Soon, many of you will be sitting around the dining room table giving thanks for family, health and home. Should travel experiences be included on your Thanksgiving Day gratitude list? I think so. Here are 5 reasons why I’m thankful for travel.

Travel makes me fearless

I'm thankful that travel helps me conquer my fears.

Lower Antelope Canyon is a tight squeeze in places but one of my favorite Arizona adventures.

I never thought I’d be paragliding over Maui’s tropical landscape, zipping over the jungle in the Mexican Yucatan, or squeezing my way through a tight spot in Arizona’s Lower Antelope Canyon. Thanks to travel, I not only lived to write about these experiences, but I thoroughly enjoyed them.

I’ll admit, they made me more than a little bit uncomfortable—especially the zipline—but at the end of each of these adventures, the empowering sense of accomplishment inspired my next one.

Travel reminds me that the world is beautiful

I'm thankful that travel introduces me to the world's beautiful places.

The world is a beautiful place even below the surface.

What a beautiful world! I say this to myself every time I hike in Glacier National Park or snorkel in the waters of French Polynesia. Observing a new scene in the outdoors opens my eyes to nature’s intricacy. I’m compelled to stop for awhile to take it all in.

But, you don’t have to travel to some exotic location to enjoy nature’s beauty. Visit a local park or a destination just a few miles down the road from wherever you live. I guarantee you’ll find outdoor beauty that will inspire you to hike, bike, paddle, snowshoe and more. And did you know that enjoying nature is a natural stress reliever?

Travel shows me another side of history

I'm thankful that travel shows me other points of view.

On a cruise in the Pacific, we paid a somber visit to Nagasaki.

On a visit to Japan, Alan asked our guide to discuss World War II events from the Japanese perspective. I’ll never forget the guide saying, “History is really ‘his’ ‘story’ and I’ll tell you mine if you’re willing to listen with an open mind.”

Hearing a different version of history isn’t always easy, but it exposes us to a new way of looking at world events. We come away with the realization that the world’s citizens are more alike than different—with the same needs and desires—no matter where we live.

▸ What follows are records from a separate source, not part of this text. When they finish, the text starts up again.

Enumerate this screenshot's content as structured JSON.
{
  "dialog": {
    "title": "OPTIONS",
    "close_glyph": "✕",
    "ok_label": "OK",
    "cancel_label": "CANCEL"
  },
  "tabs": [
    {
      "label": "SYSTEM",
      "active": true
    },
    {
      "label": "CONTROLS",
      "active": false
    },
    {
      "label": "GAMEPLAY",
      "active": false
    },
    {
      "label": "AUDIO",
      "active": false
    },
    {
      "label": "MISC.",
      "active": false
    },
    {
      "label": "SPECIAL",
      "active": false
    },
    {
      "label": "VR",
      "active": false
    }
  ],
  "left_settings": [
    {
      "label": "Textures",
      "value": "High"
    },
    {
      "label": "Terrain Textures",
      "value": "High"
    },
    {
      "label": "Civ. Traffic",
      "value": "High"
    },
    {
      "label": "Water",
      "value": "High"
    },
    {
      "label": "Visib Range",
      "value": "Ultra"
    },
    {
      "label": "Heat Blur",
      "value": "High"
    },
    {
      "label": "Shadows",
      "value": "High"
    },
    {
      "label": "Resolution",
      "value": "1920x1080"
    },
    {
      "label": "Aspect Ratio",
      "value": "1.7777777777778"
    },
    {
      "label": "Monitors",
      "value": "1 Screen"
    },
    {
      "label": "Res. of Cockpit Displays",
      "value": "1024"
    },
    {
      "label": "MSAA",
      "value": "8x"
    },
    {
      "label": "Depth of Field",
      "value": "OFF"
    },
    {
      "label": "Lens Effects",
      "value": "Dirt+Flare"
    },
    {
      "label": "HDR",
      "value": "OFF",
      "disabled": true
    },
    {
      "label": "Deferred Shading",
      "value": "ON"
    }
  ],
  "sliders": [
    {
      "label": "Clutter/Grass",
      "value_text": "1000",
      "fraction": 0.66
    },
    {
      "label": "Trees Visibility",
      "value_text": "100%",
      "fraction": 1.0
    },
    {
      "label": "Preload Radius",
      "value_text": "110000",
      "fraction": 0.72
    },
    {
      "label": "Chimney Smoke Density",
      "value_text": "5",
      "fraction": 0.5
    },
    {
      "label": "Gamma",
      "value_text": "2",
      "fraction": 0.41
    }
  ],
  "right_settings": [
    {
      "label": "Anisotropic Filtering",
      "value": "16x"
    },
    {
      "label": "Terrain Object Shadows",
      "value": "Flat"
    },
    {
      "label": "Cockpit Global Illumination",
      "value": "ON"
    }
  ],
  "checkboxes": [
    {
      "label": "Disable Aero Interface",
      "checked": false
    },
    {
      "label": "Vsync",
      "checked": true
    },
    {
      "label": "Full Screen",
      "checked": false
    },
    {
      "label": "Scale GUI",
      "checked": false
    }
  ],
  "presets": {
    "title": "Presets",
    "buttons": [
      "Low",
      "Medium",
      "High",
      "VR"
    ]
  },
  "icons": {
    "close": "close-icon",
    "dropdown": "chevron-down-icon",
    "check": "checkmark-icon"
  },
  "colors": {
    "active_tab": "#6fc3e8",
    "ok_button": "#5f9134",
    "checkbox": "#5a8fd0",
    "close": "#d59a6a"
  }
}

Travel teaches me new skills

I'm thankful that travel gives me the chance to try new activities.

No, I didn’t catch any fish.

My arm was sore, and I didn’t catch any fish, but casting for trout in the Missouri River near Helena, Montana, taught me the appeal of fly-fishing. Now I understand why fishermen and women sit in a boat all day or put on waders to stand in a cold, mountain stream à la Robert Redford in A River Runs Through It.

Fly-fishing is not an activity that I would have pursued if it hadn’t been for travel. Will I do it again? You bet.

Travel deepens my relationships

Sharing travel experiences with someone you love is the best!

Sharing travel experiences with someone you love is the best!

When Alan and I hiked on 14th July Glacier in Norway’s Arctic region, we shared the wonder of exploring a frozen landscape that was alien to us. We maneuvered around the same rocks, peered into the same crevasses and marveled at the same frozen scene. It’s a travel memory that Alan and I talk about to this day.

Experiencing a trip with a spouse, friend or family member builds a bond that will last forever. Long after the trip, sharing travel memories will bring you right back to that special moment on the beach in Hawaii or to the Alaska cruise that you took with the grandkids. Nothing can ever take that bond away.

So when you’re sitting around the Thanksgiving table, don’t forget to share why you’re thankful for travel.